Le fils du roi finit par se laisser convaincre, tant il avait envie de jouer avec les enfants.
-« Nous jouons pour de l’argent, dit-il en arrivant. Combien avez-vous ? »
-« Nous n’avons qu’un louis, dit Aziz. »
-« Un louis ? Nous ne jouerons pas beaucoup, car j’aurais vite fait de vous le gagner. »
Ils commencèrent à jouer. Le fils du roi perdait chaque fois, parce qu’il n’avait pas l’habitude et qu’il était distrait : à chaque instant il regardait vers la grande porte du palais, pour voir si les gardes ne s’étaient pas mis à sa recherche. A la fin Aziz et Aziza lui gagnèrent tout son argent. Ils avaient amassé une grande quantité de Louis et s’en retournèrent à la maison tout fiers.
Le pêcheur et sa femme n’en croyaient pas leurs yeux. Ils furent d’abord soupçonneux ; ils se demandaient comment les enfants s’étaient procuré en une matinée une quantité d’or que le pêcheur n’aurait pu ramasser durant toute son existence. Quand ils apprirent que c’était en jouant avec le prince, ils eurent d’abord peur que le roi ne vînt réclamer la fortune perdue par son fils et, de surcroit, ne les fit jeter en prison. Mais le prince se garda bien de révéler sa déconvenue à qui que ce soit et, au bout de quelques semaines, les pêcheurs résolurent de profiter de la fortune que la providence leur avait envoyée.

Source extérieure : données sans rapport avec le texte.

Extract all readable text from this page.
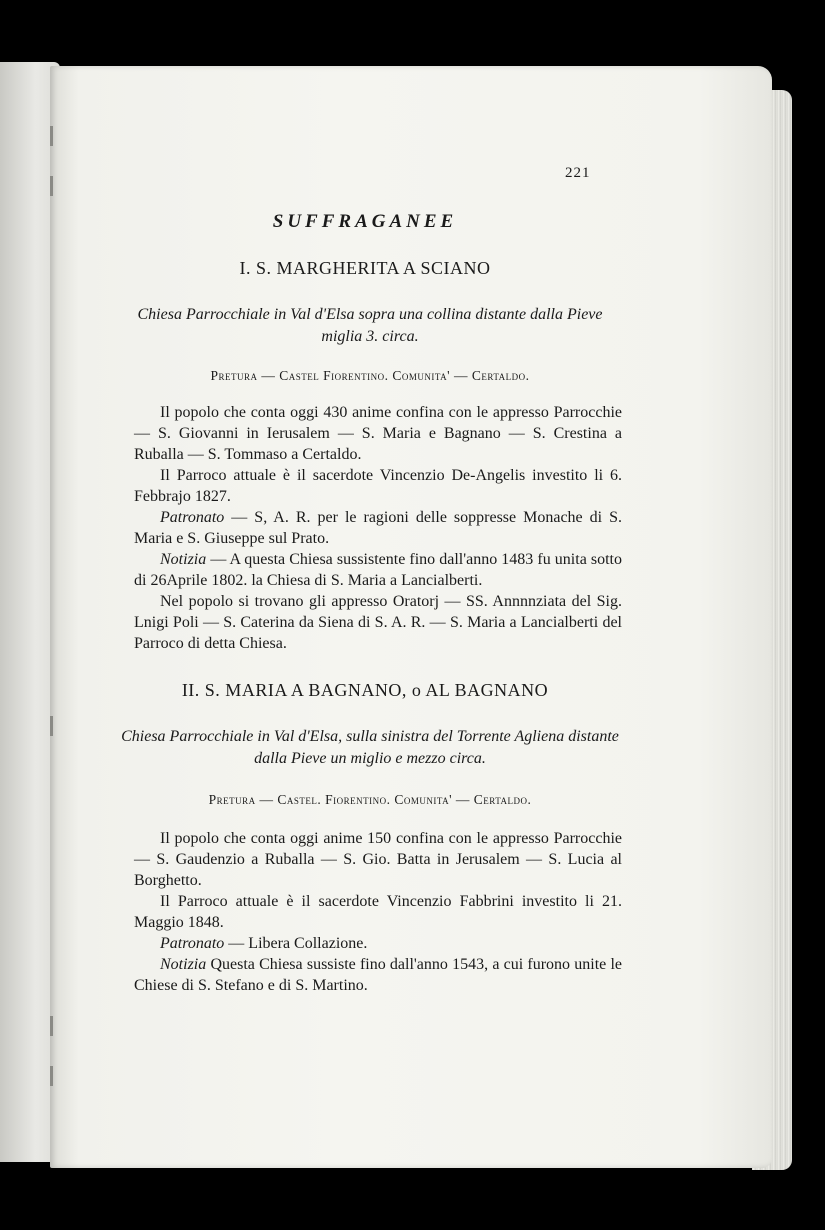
221
SUFFRAGANEE
I. S. MARGHERITA A SCIANO
Chiesa Parrocchiale in Val d'Elsa sopra una collina distante dalla Pieve miglia 3. circa.
Pretura — Castel Fiorentino. Comunita' — Certaldo.

Il popolo che conta oggi 430 anime confina con le appresso Parrocchie — S. Giovanni in Ierusalem — S. Maria e Bagnano — S. Crestina a Ruballa — S. Tommaso a Certaldo.

Il Parroco attuale è il sacerdote Vincenzio De-Angelis investito li 6. Febbrajo 1827.

Patronato — S, A. R. per le ragioni delle soppresse Monache di S. Maria e S. Giuseppe sul Prato.

Notizia — A questa Chiesa sussistente fino dall'anno 1483 fu unita sotto di 26Aprile 1802. la Chiesa di S. Maria a Lancialberti.

Nel popolo si trovano gli appresso Oratorj — SS. Annnnziata del Sig. Lnigi Poli — S. Caterina da Siena di S. A. R. — S. Maria a Lancialberti del Parroco di detta Chiesa.

II. S. MARIA A BAGNANO, o AL BAGNANO
Chiesa Parrocchiale in Val d'Elsa, sulla sinistra del Torrente Agliena distante dalla Pieve un miglio e mezzo circa.
Pretura — Castel. Fiorentino. Comunita' — Certaldo.

Il popolo che conta oggi anime 150 confina con le appresso Parrocchie — S. Gaudenzio a Ruballa — S. Gio. Batta in Jerusalem — S. Lucia al Borghetto.

Il Parroco attuale è il sacerdote Vincenzio Fabbrini investito li 21. Maggio 1848.

Patronato — Libera Collazione.

Notizia Questa Chiesa sussiste fino dall'anno 1543, a cui furono unite le Chiese di S. Stefano e di S. Martino.
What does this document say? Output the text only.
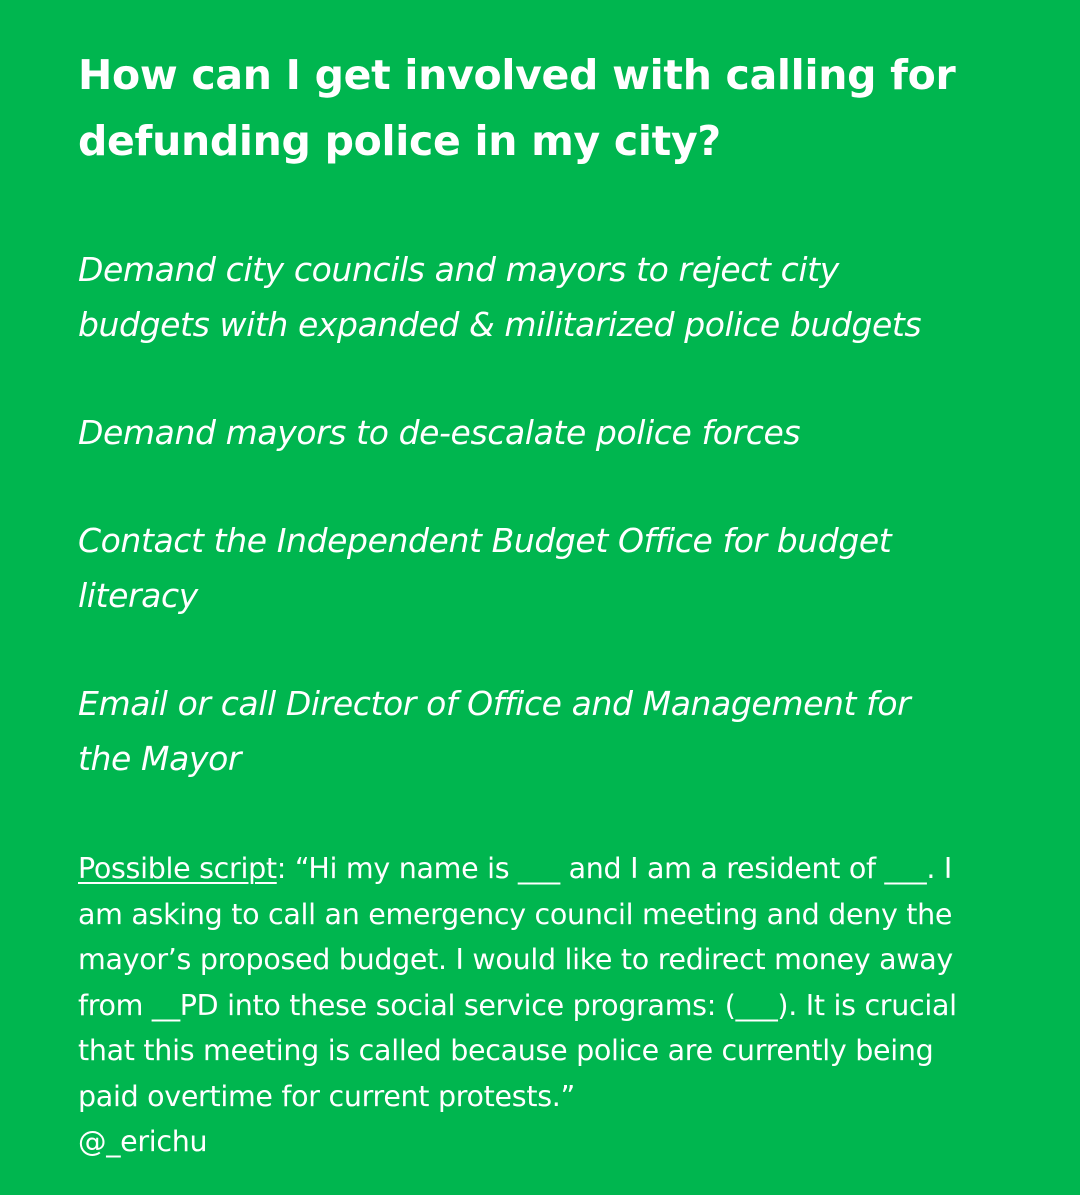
How can I get involved with calling for defunding police in my city?
Demand city councils and mayors to reject city budgets with expanded & militarized police budgets
Demand mayors to de-escalate police forces
Contact the Independent Budget Office for budget literacy
Email or call Director of Office and Management for the Mayor
Possible script: “Hi my name is ___ and I am a resident of ___. I am asking to call an emergency council meeting and deny the mayor’s proposed budget. I would like to redirect money away from __PD into these social service programs: (___). It is crucial that this meeting is called because police are currently being paid overtime for current protests.”
@_erichu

Ils quittèrent leur misérable chaumière pour aller vivre dans une maison magnifique, qu’ils achetèrent dans le quartier le plus riche de la ville. Quand ils eurent rempli leur palais de meubles précieux, il leur restait encore assez d’argent pour vivre dans l’opulence, après avoir connu la misère toute leur vie
Du reste ils étaient tous les deux très vieux et le pêcheur ne pouvait même plus prendre sa ligne chaque matin comme il avait fait jusque-là. Il tomba bientôt malade, et, sentant qu’il était à la fin de son existence, il fit venir les enfants pour leur révéler qu’il n’était pas leur père, qu’ils les avait simplement trouvés dans un coffre qu’il avait repêché dans la mer.
-« Vous êtes nos vrais parents, dit Aziza ; vous nous avez élevés comme vos enfants. »
Peu après le pêcheur et sa femme moururent, usés par la vieillesse et les fatigues.